In a down-gap, if it fails to move below the retracement level, it means that the price will attempt to move back up again. On the other hand, if it manages to move below the support, it means that there will be a continuation of the gap, as shown below.
Check for key support and resistance levels
Another important aspect to look at is on identifying the key support and resistance levels. A support is a level where the price fails to move below while a resistance acts as a ceiling for the stock.
In most cases, identifying the two levels can help you know when to enter a long or short trade.
Let’s look at the example of Palantir Technologies, a company that went public recently.
Example: Palantir Tech
On its IPO day, the stock opened sharply higher and reached a high of $11. After that, the stock started falling and ultimately reached a low of $8.94. It then attempted to bounce back and ultimately, it established a triple bottom pattern at $8.94.
Since then, the stock has been on an overall upward trend. Indeed, a double or triple top pattern is usually a sign that the asset will reverse.
Strategies to have higher returns after a key event
There are several tips to ensure that you have higher returns a day after a major corporate event. Let’s Dive into some of these tips.
Don’t leave your trades open overnight
As a day trader, you should avoid leaving your trade open overnight. As mentioned above, a stock can do several things after a major event, including a continuation or a reversal.
As such, to avoid being caught up in these, ensure that you have closed your trades before you end the day.
Have a stop-loss and a take-profit
Ensure that you have a stop-loss and a take-profit for all your trades. A stop-loss will automatically stop your trade when losses reach a certain level.
On the other hand, a take-profit will stop your trade once it reaches a certain profitability level.
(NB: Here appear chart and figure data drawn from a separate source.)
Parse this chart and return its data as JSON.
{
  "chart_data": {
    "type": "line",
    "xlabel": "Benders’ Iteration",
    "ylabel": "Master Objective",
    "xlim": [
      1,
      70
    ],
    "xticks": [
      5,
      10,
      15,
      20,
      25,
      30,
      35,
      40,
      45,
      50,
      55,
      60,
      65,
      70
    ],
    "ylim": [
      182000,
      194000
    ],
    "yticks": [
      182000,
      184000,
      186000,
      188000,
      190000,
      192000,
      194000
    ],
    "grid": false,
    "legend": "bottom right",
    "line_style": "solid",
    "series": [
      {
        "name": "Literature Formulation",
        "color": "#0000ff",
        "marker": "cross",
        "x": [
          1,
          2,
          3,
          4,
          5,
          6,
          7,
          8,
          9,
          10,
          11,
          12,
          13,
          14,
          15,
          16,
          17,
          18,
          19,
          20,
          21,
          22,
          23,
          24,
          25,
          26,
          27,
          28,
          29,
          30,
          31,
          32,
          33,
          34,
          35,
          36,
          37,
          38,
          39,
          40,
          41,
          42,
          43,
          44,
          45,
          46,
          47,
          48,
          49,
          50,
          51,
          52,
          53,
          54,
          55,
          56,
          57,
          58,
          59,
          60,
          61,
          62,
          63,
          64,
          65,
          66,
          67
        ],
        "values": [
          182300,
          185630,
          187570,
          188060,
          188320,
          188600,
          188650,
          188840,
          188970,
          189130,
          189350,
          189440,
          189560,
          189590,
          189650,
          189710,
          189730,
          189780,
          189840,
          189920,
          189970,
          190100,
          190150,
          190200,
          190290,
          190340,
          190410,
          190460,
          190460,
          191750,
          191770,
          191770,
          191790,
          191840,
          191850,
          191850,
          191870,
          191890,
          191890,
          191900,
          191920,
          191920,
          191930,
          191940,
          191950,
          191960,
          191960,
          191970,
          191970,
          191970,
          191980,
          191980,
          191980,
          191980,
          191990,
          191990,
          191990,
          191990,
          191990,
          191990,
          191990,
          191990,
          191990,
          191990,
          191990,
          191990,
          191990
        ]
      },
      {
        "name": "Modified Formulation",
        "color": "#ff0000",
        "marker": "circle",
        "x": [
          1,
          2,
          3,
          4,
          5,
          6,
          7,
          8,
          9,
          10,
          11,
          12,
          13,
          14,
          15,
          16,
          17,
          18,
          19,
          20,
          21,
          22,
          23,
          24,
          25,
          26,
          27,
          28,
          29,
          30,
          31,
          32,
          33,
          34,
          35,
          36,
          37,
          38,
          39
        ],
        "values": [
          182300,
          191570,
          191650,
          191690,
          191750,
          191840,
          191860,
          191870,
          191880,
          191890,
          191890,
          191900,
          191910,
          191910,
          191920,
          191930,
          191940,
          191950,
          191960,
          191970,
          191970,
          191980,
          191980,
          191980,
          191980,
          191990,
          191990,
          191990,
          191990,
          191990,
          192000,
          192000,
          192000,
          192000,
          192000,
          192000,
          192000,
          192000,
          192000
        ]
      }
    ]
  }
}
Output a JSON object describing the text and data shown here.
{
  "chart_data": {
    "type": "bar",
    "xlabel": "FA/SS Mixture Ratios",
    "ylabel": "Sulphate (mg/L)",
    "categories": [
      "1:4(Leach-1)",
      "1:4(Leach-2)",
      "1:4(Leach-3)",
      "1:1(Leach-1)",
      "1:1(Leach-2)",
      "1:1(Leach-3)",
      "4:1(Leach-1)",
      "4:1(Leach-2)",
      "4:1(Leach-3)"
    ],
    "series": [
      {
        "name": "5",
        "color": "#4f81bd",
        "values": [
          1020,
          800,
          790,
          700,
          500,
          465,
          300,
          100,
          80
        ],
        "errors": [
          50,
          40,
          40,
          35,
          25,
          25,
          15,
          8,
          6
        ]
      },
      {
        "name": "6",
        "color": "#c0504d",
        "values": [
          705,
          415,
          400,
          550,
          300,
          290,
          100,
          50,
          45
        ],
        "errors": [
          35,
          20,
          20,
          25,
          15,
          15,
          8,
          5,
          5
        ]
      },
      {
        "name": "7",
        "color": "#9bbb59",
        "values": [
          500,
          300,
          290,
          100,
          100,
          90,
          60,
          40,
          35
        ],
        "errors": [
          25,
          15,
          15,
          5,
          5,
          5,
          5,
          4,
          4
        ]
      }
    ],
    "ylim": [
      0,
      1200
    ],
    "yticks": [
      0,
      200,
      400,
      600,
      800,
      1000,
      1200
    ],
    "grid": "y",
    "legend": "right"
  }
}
Having the two stops will help you avoid making substantial losses.
Look at the flow of volume
Always look at the flow of volume after a major event will help you predict whether an asset’s price will have a reversal or not.
Many brokers provide tools to analyze an asset’s volume. We also recommend that you use time and sales and level 2 tools to conduct this analysis.
Take time before you enter a trade
A common mistake that people do is to be in a hurry when entering trades after a major event. In most cases, they will place a buy trade when they see a stock rising in the premarket.
Alternatively, they will open a sell trade when they see a stock crashing after a major event. In most cases, these trades, which are opened in hurry tend to lead to losses.
Special situations like IPOs and earnings are the most eventful periods in day traders. Experienced traders make most of their money in such periods. However, most inexperienced traders tend to lose most of their money during these special situations.
Therefore, using some of the strategies mentioned here can help you avoid making mistakes like continuing to short when the price makes a double bottom.